Losing their footing in Munster after 2012, and then losing their Division One status in 2016 - and failing to get it back ever since – are the obvious reasons why Cork have been such infrequent visitors to Headquarters in the meantime. When Dublin did play in Division Two for one season in 2023, their league meeting against Cork that spring was in Páirc Uí Chaoimh.
Cork’s last win in Croke Park was against Galway in a qualifier in 2013. In the intervening 12 years, Cork have only played seven championship games in Croke Park, all of which they lost; against Dublin (2013, 2019 and 2022), Mayo (2014), Donegal (2016), Tyrone (2019) and Derry (2023).
When Cork last played Dublin in Croke Park, in the 2022 All-Ireland quarter-final, 12 of the players which featured that afternoon had never played in Croke Park before. It showed when Dublin cruised to an 11-point win.

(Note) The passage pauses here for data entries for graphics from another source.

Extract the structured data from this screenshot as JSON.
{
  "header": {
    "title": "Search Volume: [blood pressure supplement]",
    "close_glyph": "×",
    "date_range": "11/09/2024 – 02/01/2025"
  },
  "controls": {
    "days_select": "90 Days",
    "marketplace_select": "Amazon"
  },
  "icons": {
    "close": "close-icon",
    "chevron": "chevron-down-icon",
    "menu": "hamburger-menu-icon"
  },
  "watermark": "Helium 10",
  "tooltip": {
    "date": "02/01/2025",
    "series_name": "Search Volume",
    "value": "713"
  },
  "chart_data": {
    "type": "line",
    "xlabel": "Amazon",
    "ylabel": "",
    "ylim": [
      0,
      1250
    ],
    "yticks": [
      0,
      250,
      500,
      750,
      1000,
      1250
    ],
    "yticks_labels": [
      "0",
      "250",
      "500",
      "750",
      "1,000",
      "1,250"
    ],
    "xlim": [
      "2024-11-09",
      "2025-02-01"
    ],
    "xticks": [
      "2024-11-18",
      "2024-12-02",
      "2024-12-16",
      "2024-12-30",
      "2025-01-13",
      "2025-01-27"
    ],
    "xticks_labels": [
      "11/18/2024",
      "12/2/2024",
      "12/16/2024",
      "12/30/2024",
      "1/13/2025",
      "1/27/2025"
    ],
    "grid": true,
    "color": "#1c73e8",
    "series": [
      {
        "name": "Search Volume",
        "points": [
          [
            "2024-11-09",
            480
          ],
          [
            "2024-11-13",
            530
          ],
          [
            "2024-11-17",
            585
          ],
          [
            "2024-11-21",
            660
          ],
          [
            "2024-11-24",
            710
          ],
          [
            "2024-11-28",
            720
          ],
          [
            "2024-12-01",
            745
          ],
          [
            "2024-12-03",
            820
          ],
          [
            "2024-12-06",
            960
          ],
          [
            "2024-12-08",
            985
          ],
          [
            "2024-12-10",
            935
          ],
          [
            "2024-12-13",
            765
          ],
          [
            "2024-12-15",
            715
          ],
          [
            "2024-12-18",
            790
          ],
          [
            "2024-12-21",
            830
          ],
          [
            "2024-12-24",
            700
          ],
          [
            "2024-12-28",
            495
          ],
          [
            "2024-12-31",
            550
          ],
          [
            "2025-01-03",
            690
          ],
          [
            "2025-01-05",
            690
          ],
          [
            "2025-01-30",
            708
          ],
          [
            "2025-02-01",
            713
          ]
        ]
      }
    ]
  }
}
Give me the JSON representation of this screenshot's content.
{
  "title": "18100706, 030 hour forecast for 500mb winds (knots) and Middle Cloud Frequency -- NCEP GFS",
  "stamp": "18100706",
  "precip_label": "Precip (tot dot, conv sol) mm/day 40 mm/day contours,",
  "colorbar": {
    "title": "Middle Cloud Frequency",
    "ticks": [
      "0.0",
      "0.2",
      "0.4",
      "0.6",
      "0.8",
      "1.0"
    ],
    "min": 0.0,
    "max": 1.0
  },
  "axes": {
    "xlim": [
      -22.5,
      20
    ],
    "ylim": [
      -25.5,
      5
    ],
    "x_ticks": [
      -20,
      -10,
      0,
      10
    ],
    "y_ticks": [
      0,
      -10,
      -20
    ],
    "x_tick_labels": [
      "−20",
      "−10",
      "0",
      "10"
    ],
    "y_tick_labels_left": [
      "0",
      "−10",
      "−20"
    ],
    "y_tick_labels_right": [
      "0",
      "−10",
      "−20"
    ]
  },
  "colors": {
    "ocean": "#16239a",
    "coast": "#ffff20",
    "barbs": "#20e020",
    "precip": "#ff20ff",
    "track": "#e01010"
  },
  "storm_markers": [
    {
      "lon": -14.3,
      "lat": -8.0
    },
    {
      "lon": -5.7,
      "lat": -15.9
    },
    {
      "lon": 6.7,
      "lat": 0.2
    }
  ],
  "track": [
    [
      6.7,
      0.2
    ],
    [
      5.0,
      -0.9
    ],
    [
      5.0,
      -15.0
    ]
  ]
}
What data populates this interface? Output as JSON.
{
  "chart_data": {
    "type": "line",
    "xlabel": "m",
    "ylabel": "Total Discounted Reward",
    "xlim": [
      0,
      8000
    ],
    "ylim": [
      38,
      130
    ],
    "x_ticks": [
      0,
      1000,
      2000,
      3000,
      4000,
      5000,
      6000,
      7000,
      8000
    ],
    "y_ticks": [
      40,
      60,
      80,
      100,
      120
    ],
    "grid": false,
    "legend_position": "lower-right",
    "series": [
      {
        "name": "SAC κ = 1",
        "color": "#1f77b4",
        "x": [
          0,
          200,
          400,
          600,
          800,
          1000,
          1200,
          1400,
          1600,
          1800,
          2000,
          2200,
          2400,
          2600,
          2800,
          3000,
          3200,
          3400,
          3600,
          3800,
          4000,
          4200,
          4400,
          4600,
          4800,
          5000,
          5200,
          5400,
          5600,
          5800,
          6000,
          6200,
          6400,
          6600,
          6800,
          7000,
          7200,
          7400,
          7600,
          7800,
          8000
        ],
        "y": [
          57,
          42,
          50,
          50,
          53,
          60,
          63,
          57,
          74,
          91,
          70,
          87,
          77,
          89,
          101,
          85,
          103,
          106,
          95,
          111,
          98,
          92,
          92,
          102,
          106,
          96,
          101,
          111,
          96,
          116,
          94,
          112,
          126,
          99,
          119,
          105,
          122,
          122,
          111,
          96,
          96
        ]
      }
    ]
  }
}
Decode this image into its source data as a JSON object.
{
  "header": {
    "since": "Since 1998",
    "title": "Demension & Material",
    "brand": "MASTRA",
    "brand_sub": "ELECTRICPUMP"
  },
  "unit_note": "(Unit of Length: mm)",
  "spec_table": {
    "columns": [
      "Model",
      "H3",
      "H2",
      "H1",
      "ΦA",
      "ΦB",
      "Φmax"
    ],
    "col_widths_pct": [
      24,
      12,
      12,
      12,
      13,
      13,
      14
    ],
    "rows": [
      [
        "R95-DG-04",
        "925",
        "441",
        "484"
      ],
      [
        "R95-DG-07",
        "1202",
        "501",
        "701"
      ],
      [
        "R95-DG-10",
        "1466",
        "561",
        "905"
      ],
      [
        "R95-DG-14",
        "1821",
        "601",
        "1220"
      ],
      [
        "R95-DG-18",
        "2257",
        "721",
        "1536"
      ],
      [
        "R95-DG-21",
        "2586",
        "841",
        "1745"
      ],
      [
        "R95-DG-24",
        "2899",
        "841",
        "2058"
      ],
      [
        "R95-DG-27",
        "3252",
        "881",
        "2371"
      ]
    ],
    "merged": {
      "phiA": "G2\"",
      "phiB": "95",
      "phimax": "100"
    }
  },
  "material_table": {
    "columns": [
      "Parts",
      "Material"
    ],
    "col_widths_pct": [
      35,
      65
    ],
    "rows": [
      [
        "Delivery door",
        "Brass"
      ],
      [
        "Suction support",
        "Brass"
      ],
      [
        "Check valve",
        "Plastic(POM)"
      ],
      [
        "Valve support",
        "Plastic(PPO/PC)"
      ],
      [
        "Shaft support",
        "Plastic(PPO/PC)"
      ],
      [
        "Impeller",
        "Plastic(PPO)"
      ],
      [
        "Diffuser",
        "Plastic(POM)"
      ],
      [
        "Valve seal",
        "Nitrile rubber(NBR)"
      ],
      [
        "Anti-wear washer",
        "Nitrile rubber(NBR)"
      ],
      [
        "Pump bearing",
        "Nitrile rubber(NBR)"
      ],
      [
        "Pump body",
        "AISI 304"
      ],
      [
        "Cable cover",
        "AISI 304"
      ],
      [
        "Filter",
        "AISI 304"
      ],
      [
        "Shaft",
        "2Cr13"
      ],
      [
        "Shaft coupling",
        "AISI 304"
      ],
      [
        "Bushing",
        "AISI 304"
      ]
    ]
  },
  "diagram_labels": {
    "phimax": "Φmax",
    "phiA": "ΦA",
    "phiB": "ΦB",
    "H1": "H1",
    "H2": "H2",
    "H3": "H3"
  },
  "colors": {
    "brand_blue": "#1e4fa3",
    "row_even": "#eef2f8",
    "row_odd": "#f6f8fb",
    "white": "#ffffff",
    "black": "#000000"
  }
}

At least that inexperience isn’t as much of an issue now as Cork get ready to face Dublin in Saturday’s All-Ireland preliminary quarter-final; of the 20 players which featured last weekend against Roscommon, only five have never played in Croke Park before.
It's a huge challenge, but one of the massive positives that a win against Dublin would now present to Cork is the guarantee of two knockout championship matches in Croke Park for the first time in 12 years.
In a new championship with new rules and new frontiers being crossed every week, one of the boons has been some of the outstanding individual scoring performances in that environment.
That potential was first showcased in the spring when Limerick’s James Naughton hit an incredible 4-12 against Waterford in the league, a tally that broke Frankie Donnelly’s record (4-11 for Tyrone in a Dr Lagan Cup game against Fermanagh) for the highest individual scoring feat in an inter-county game.
Nobody has gone close to repeating Naughton’s feat in the championship but a handful of players have racked up some outstanding individual tallies; Westmeath’s Luke Loughlin clocked a whopping 1-17 in the Tailteann Cup against Antrim.
Loughlin’s total was buttressed by five two-pointers but his haul still took him to within one point of Cillian O’Connor’s individual championship record of 4-9 for Mayo against Tipperary in the 2020 All-Ireland semi-final.
However, Loughlin’s total saw him surpass the individual scoring feats of Dublin’s Johnny Joyce (5-3 versus Longford in 1960) and Fermanagh's Rory Gallagher (3-9 versus Monaghan in 2002).
He may have recorded less than half of Loughlin’s tally but one of the standout individual scoring performances this summer was Conor Love’s 0-9 (0-8 from play - all white flags) against Wexford in the Tailteann Cup recently in Croke Park.
Love first showcased that scoring potential in a brilliant performance against Down in the Ulster quarter-final in April when registering 0-5 from play. Love always had huge ability but he is a player that has thrived under the new rules. A completely different type of forward to Seán Quigley, it’s been a long time since Fermanagh produced a player with Love’s scoring ability.
Kildare, Fermanagh’s opponents in Sunday’s Tailteann Cup semi-final, have some good man-markers and they’ll have earmarked Love as a priority match-up. Because as he showed against Wexford, Love has the capacity to cut loose in Croke Park.